Who Gets Paid First Under Section 136?

According to section 136 of the Bankruptcy and Insolvency Act (BIA), the secured creditors receive payment first. Next is the preferred creditors (based upon the determination of each class and proof of claim). After the secured creditors and preferred creditors receive payment, the unsecured creditors will receive their payments.

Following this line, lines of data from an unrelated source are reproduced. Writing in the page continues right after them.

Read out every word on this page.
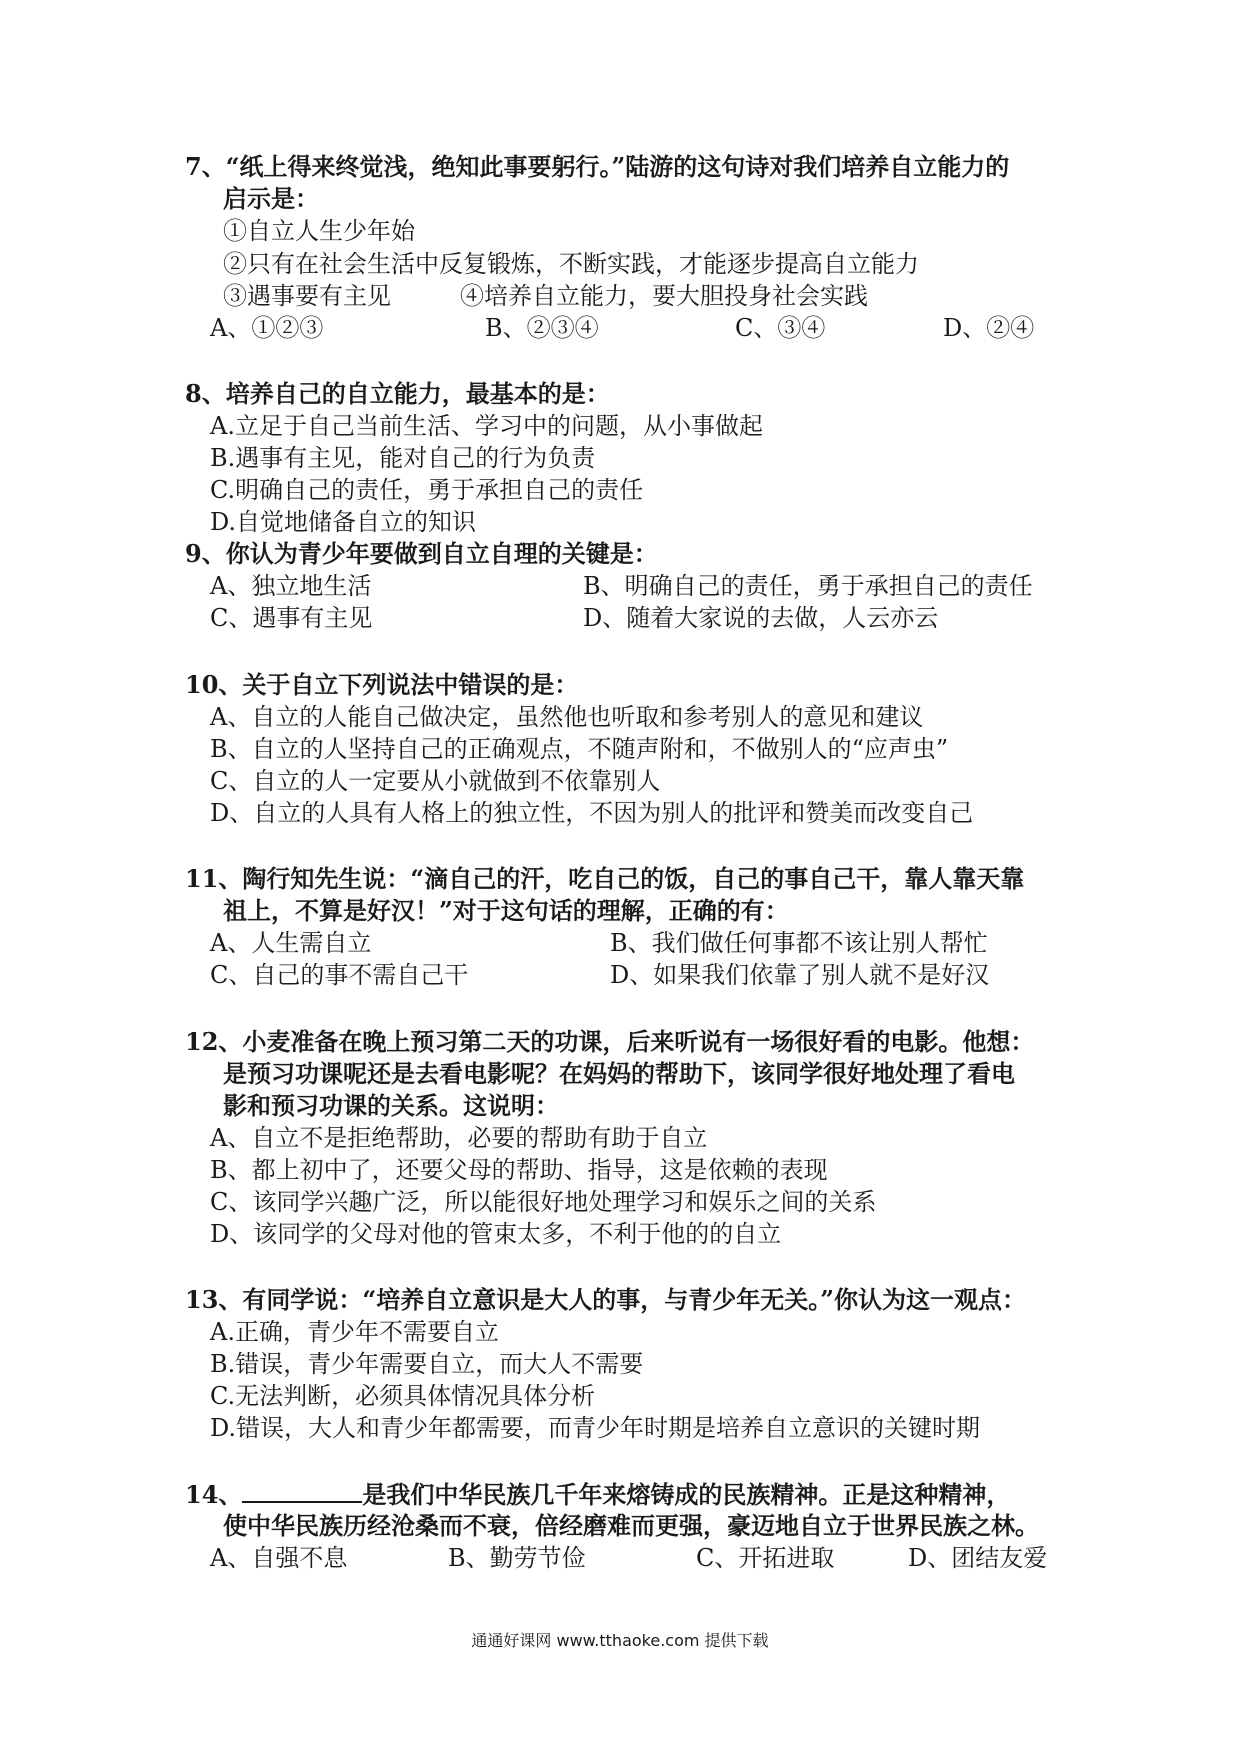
7、“纸上得来终觉浅，绝知此事要躬行。”陆游的这句诗对我们培养自立能力的
启示是：
①自立人生少年始
②只有在社会生活中反复锻炼，不断实践，才能逐步提高自立能力
③遇事要有主见	④培养自立能力，要大胆投身社会实践
A、①②③	B、②③④	C、③④	D、②④
8、培养自己的自立能力，最基本的是：
A.立足于自己当前生活、学习中的问题，从小事做起
B.遇事有主见，能对自己的行为负责
C.明确自己的责任，勇于承担自己的责任
D.自觉地储备自立的知识
9、你认为青少年要做到自立自理的关键是：
A、独立地生活	B、明确自己的责任，勇于承担自己的责任
C、遇事有主见	D、随着大家说的去做，人云亦云
10、关于自立下列说法中错误的是：
A、自立的人能自己做决定，虽然他也听取和参考别人的意见和建议
B、自立的人坚持自己的正确观点，不随声附和，不做别人的“应声虫”
C、自立的人一定要从小就做到不依靠别人
D、自立的人具有人格上的独立性，不因为别人的批评和赞美而改变自己
11、陶行知先生说：“滴自己的汗，吃自己的饭，自己的事自己干，靠人靠天靠
祖上，不算是好汉！”对于这句话的理解，正确的有：
A、人生需自立	B、我们做任何事都不该让别人帮忙
C、自己的事不需自己干	D、如果我们依靠了别人就不是好汉
12、小麦准备在晚上预习第二天的功课，后来听说有一场很好看的电影。他想：
是预习功课呢还是去看电影呢？在妈妈的帮助下，该同学很好地处理了看电
影和预习功课的关系。这说明：
A、自立不是拒绝帮助，必要的帮助有助于自立
B、都上初中了，还要父母的帮助、指导，这是依赖的表现
C、该同学兴趣广泛，所以能很好地处理学习和娱乐之间的关系
D、该同学的父母对他的管束太多，不利于他的的自立
13、有同学说：“培养自立意识是大人的事，与青少年无关。”你认为这一观点：
A.正确，青少年不需要自立
B.错误，青少年需要自立，而大人不需要
C.无法判断，必须具体情况具体分析
D.错误，大人和青少年都需要，而青少年时期是培养自立意识的关键时期
14、	是我们中华民族几千年来熔铸成的民族精神。正是这种精神，
使中华民族历经沧桑而不衰，倍经磨难而更强，豪迈地自立于世界民族之林。
A、自强不息	B、勤劳节俭	C、开拓进取	D、团结友爱
通通好课网 www.tthaoke.com 提供下载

Scheme of Distribution List

136 (1) Subject to the rights of secured creditors, the proceeds realized from the property of bankruptcy take priority of payment as follows:

(a) In the case of a deceased bankrupt, the reasonable funeral and testamentary expenses incurred by the legal representative or, in the Province of Quebec, the successors or heirs of the deceased bankrupt;

(b) The costs of administration, in the following order,

(i) The expenses and fees of any person acting under a direction made under paragraph 14.03(1)(a),

(ii) The expenses and fees of the trustee, and

(iii) Legal costs;

(c) The levy payable under section 147;

(d) The amount of any wages, salaries, commissions, compensation, or disbursements referred to in sections 81.3 and 81.4 that was not paid;

(d.01) The amount equal to the difference a secured creditor would have received but for the operation of sections 81.3 and 81.4 and the amount actually received by the secured creditor;

(d.02) The amount equal to the difference a secured creditor would have received but for the operation of sections 81.5 and 81.6 and the amount actually received by the secured creditor;

(d.1) Claims in respect of debts or liabilities referred to in paragraph 178(1)(b) or (c), if provable under subsection 121(4), for periodic amounts accrued in the year before the date of the bankruptcy that is payable, plus any lump sum amount that is payable;

(e) Municipal taxes assessed or levied against the bankrupt, within the two years immediately preceding the bankruptcy, that do not constitute a secured claim against the real property or immovables of the bankrupt, but not exceeding the value of the interest or, in the Province of Quebec, the value of the right of the bankrupt in the property in respect of which the taxes were imposed as declared by the trustee;

(f) The lessor for arrears of rent for a period of three months immediately preceding the bankruptcy and accelerated rent for a period not exceeding three months following the bankruptcy if entitled to accelerated rent under the lease, but the total amount so payable shall not exceed the realization from the property on the premises under a lease, and any payment made on account of accelerated rent shall get credit against the amount payable by the trustee for occupation rent;

(g) The fees and costs referred to in subsection 70(2) but only to the extent of the realization on the assets eligible thereunder;

(h) In the case of a bankrupt who became bankrupt before the prescribed date, all indebtedness of the bankrupt under any Act respecting workers’ compensation, under any Act respecting unemployment insurance, or under any provision of the Income Tax Act creating an obligation to pay to Her Majesty amounts already deducted or withheld;

(i) Claims that result from injuries to employees of the bankrupt in respect of which the provisions of any Act respecting workers’ compensation do not apply, but only to the extent of money received from persons guaranteeing the bankrupt against damages resulting from those injuries; and

(j) In the case of a bankrupt who became bankrupt before the prescribed date, claims of the Crown not mentioned in paragraphs (a) to (i), in right of Canada or any province, notwithstanding any statutory preference to the contrary.

 

Takeaway

There are alternatives to bankruptcy. Through section 136 of Canada’s Bankruptcy and Insolvency Act, you’ll know the prioritization of creditors when a debtor declares bankruptcy.